Contudo, ainda hoje, há um aspecto/face do futebol pouco explorado pelas ciências humanas: o futebol como patrimônio cultural.

A chegada do futebol no Brasil significou a introdução/construção de uma série de práticas sociais que mobilizam não somente seus admiradores. Basta observar, por exemplo, o quanto nossa linguagem expressa e incorpora expressões futebolísticas à vida cotidiana, “deu na canela”, “entrou com bola e tudo”, “acertou em cheio”, são alguns exemplos dessa transposição que envolve qualquer falante da língua portuguesa no Brasil.

Neste sentido, falar de futebol e cultura é referir-se a uma experiência construída e fruída por qualquer sujeito social, mesmo por aqueles que não praticam, torcem ou acompanham nenhuma das manifestações futebolísticas. Não se trata, portanto, da cultura futebolística, que reúne especificamente os admiradores do futebol e seus conhecimentos sobre ele. Mas de um conceito próximo ao que DaMatta sugere: “… o futebol poderia ser visto como uma instituição capaz de juntar muitas esferas da vida social e agentes.” Ora, seria preciso verificar quais são as conseqüências desse fato para a vida cotidiana do brasileiro. Contudo, se há estudos neste sentido, eles são raros.
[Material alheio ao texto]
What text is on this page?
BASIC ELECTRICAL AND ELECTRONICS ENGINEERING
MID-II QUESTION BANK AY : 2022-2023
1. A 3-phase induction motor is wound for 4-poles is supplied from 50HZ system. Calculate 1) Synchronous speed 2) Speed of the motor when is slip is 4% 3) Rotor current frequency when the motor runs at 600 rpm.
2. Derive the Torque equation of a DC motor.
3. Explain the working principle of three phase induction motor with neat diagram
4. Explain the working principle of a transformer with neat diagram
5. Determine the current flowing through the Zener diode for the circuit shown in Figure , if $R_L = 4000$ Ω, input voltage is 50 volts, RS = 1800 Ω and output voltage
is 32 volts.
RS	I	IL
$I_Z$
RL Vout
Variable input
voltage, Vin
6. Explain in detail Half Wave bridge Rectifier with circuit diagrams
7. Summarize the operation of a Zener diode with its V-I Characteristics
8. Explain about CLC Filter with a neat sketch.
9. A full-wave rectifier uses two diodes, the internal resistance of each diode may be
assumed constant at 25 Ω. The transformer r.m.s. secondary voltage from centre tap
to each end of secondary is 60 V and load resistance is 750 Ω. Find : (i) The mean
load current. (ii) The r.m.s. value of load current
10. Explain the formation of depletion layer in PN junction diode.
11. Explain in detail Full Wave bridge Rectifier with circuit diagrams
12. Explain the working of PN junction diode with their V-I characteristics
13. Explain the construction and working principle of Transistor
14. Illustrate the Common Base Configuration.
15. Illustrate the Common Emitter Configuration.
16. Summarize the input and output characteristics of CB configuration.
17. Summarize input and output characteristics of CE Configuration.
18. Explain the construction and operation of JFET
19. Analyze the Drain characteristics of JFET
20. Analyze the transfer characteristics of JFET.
Por outro lado, é forçoso reconhecer que grande parte das representações e das práticas sociais relativas ao futebol tem sido fundamentalmente controlada por empresas, clubes, patrocinadores, imprensa, entre outros. Nossa experiência cultural tem sido marcada pela dinâmica do mercado. E ainda que o mercado também faça parte da cultura precisamos nos perguntar sobre a dimensão pública deste esporte. Em outras palavras, há práticas culturais relativas ao futebol que são reconhecidas e preservadas pela sociedade brasileira como um bem público?

O futebol deveria ser defendido como patrimônio cultural, pois se enquadra no que prevê a Constituição brasileira em seu artigo 216: “constituem patrimônio cultural brasileiro os bens de natureza material e imaterial tomados individualmente ou em conjunto, portadores de referência à identidade, à ação, à memória dos diferentes grupos formadores da sociedade brasileira…” “… o poder público, com a colaboração da comunidade tem a responsabilidade de promover e proteger tal patrimônio”. Mas, por enquanto, não existem centros de documentação, arquivos, espaços culturais destinados à preservação da memória dessas práticas.
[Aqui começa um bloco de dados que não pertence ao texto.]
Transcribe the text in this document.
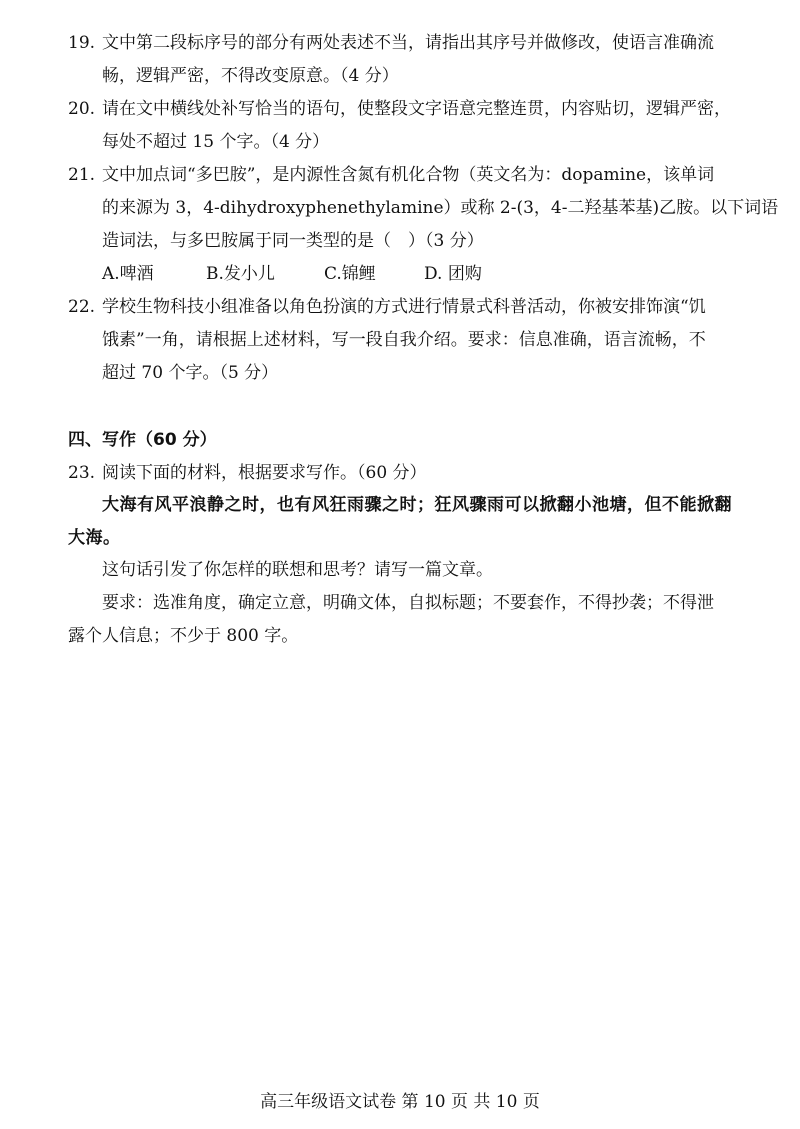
19. 文中第二段标序号的部分有两处表述不当，请指出其序号并做修改，使语言准确流
畅，逻辑严密，不得改变原意。（4 分）
20. 请在文中横线处补写恰当的语句，使整段文字语意完整连贯，内容贴切，逻辑严密，
每处不超过 15 个字。（4 分）
21. 文中加点词“多巴胺”，是内源性含氮有机化合物（英文名为：dopamine，该单词
的来源为 3，4-dihydroxyphenethylamine）或称 2-(3，4-二羟基苯基)乙胺。以下词语
造词法，与多巴胺属于同一类型的是（　）（3 分）
A.啤酒	B.发小儿	C.锦鲤	D. 团购
22. 学校生物科技小组准备以角色扮演的方式进行情景式科普活动，你被安排饰演“饥
饿素”一角，请根据上述材料，写一段自我介绍。要求：信息准确，语言流畅，不
超过 70 个字。（5 分）
四、写作（60 分）
23. 阅读下面的材料，根据要求写作。（60 分）
大海有风平浪静之时，也有风狂雨骤之时；狂风骤雨可以掀翻小池塘，但不能掀翻
大海。
这句话引发了你怎样的联想和思考？请写一篇文章。
要求：选准角度，确定立意，明确文体，自拟标题；不要套作，不得抄袭；不得泄
露个人信息；不少于 800 字。
高三年级语文试卷 第 10 页 共 10 页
É preciso notar que os clubes, as federações e a confederação brasileira de futebol deveriam cumprir parte deste papel. Documentar e preservar tudo o que se relaciona à prática esportiva em si e às relações que a sustentam, estaria entre as tarefas.

Esperamos que o Museu do Futebol, a ser inaugurado no Pacaembu, em 2008, seja parte de uma resposta a esse problema e que dê ao esporte um tratamento não mercantilizado (ou que sua parcela seja reduzida). Esperamos que o futebol seja tratado como bem cultural voltado aos interesses de toda a população, seja ela interessada especificamente ou não no esporte.

Bibliografia de apoio

DAMATTA, Roberto (Org.). Esporte na sociedade: Um ensaio sobre o futebol brasileiro. IN: DAMATTA, Roberto. Universo do Futebol. Rio de Janeiro: Pinakotheke, 1982.

______________ O direito à Memória. Patrimônio Histórico e Cidadania. São Paulo: Secretaria Municipal de Cultura. Departamento do Patrimônio Histórico: 1992.